The roles of plant phenolics in defence and communication during Agrobacterium and Rhizobium infection

Abstract

Phenolics are aromatic benzene ring compounds with one or more hydroxyl groups produced by plants mainly for protection against stress. The functions of phenolic compounds in plant physiology and interactions with biotic and abiotic environments are difficult to overestimate. Phenolics play important roles in plant development, particularly in lignin and pigment biosynthesis. They also provide structural integrity and scaffolding support to plants. Importantly, phenolic phytoalexins, secreted by wounded or otherwise perturbed plants, repel or kill many microorganisms, and some pathogens can counteract or nullify these defences or even subvert them to their own advantage. In this review, we discuss the roles of phenolics in the interactions of plants with Agrobacterium and Rhizobium.

Figure 1

Phenolics in the Agrobacterium–plant interaction. Black arrows indicate how Agrobacterium uses phenolics to initiate pathogenesis in host plants for opine synthesis and nutrition, and red arrows indicate how it inactivates the excess amounts of the same phenolics using its own specific O‐demethylase system.
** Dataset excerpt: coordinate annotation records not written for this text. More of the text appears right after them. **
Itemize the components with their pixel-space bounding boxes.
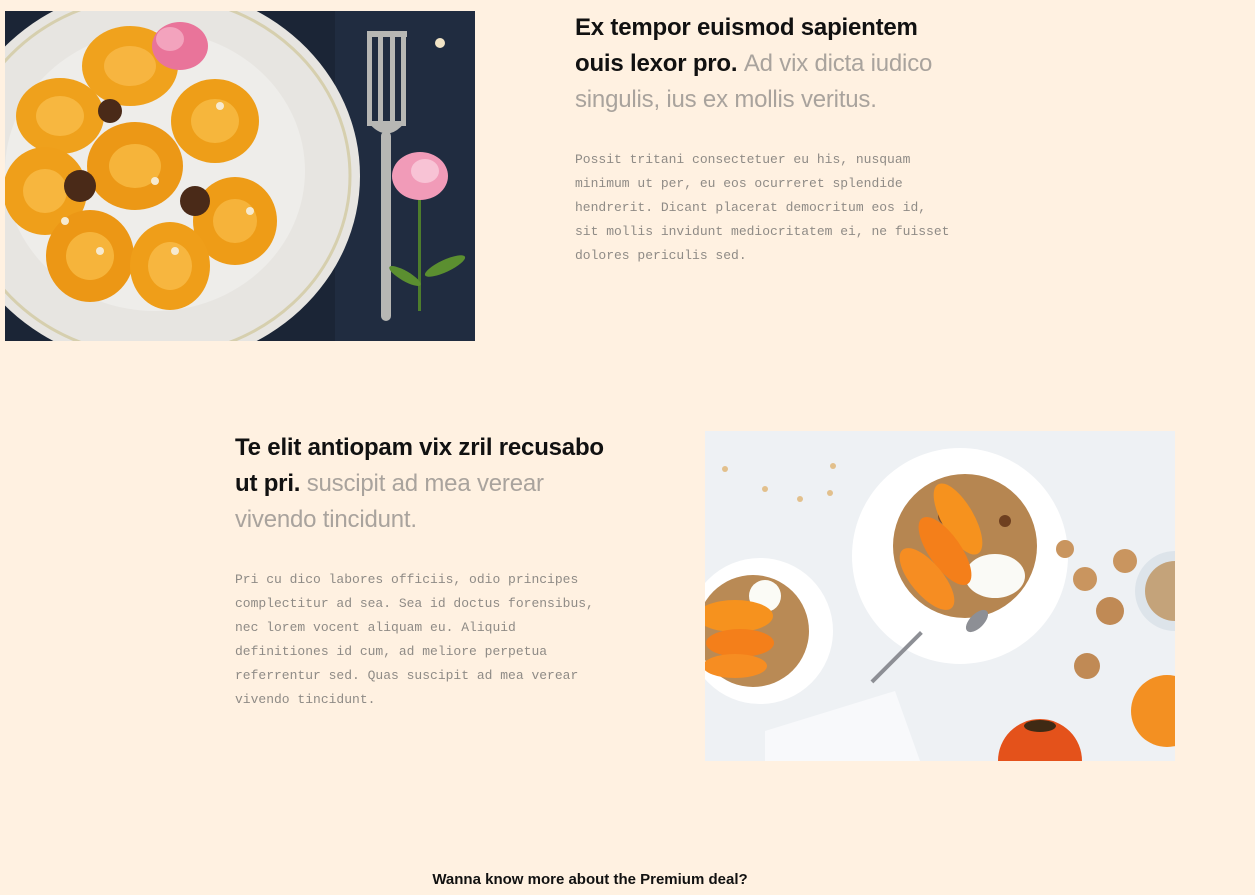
granola-bowls-photo: [705, 431, 1175, 761]
feature-body-2: Pri cu dico labores officiis, odio princ…: [235, 572, 594, 707]
feature-text-1: Ex tempor euismod sapientem ouis lexor p…: [575, 10, 955, 268]
feature-headline-1: Ex tempor euismod sapientem ouis lexor p…: [575, 10, 955, 118]
feature-text-2: Te elit antiopam vix zril recusabo ut pr…: [235, 430, 615, 712]
premium-deal-heading: Wanna know more about the Premium deal?: [432, 871, 748, 888]
apricot-dessert-photo: [5, 11, 475, 341]
feature-headline-2: Te elit antiopam vix zril recusabo ut pr…: [235, 430, 615, 538]
feature-body-1: Possit tritani consectetuer eu his, nusq…: [575, 152, 950, 263]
Blue arrow indicates the involvement of the phenolic‐sensing bacterial VirA protein in negative chemotaxis. Green arrows show how plants synthesize and use some phenolics, such as salicylic acid, to interfere with VirA and hence pathogenesis, and also to degrade the quoromones that give ecological advantage to Agrobacterium over other bacteria in competition for the opines synthesized by the infected plant.

Figure 2

The use of phenolics by Agrobacterium and Rhizobium for survival and infection of the host plant. Black arrows indicate how Agrobacterium uses phenolics to initiate a complex process of pathogenesis, culminating with opine synthesis. In addition to their nutritional value, opines help Agrobacterium's competition with nonpathogenic bacteria, such as A. radiobacter, by increasing its population density and biofilm formation through quorum sensing. Agrobacterium also uses the attKLM operon to regulate its population density during times of nutritional starvation and to synthesize alternative sources of nutrients and energy by degrading γ‐butyrolactones produced by other rhizospheric bacteria. Green arrows indicate the use of phenolics by Rhizobium leguminosarum bv. viciae for the induction of nod genes followed by the process of symbiosis. Under stress conditions, phenolics also regulate the increase in population density, biofilm formation and effective nodulation by repressing the quorum‐sensing rhi operon. An increase in population density as a result of quorum sensing provides a competitive edge to rhizobia over other rhizospheric bacteria. Bold lines indicate the quorum‐quenching mechanisms, whereas triangles represent the steps of activation. TCA, tricarboxylic acid.

Figure 3

The xenobiotic detoxification reactions by Agrobacterium. (a) Conversion of the excess and toxic amounts of the vir‐inducing ferulic acid into its relatively less toxic caffeic acid by the VirH2 demethylase. (b–d) Oxidation and mineralization of vanillate, vanillyl alcohol and vanillin into sources of carbon and energy. (e) Biotransformation of hydantoin by hydantoinase into d‐N‐carbamoyl amino acid and further into d‐amino acids by d‐N‐carbamoylase. The d‐amino acid is finally converted into its easily utilizable l‐form of amino acid by racemase.

Figure 4

Reactions showing how rhizospheric phenolics are utilized as sources of carbon and energy by Rhizobium spp. for saprophytic and symbiotic survival in soil and host. (a) Mineralization of catechins and substituted chloro‐aromatics by catechol‐1,2‐dioxygenase into phloroglucinolcarboxylic acid and protocatechuate. (b) Degradation of flavonoids by C‐ring cleavage into utilizable forms.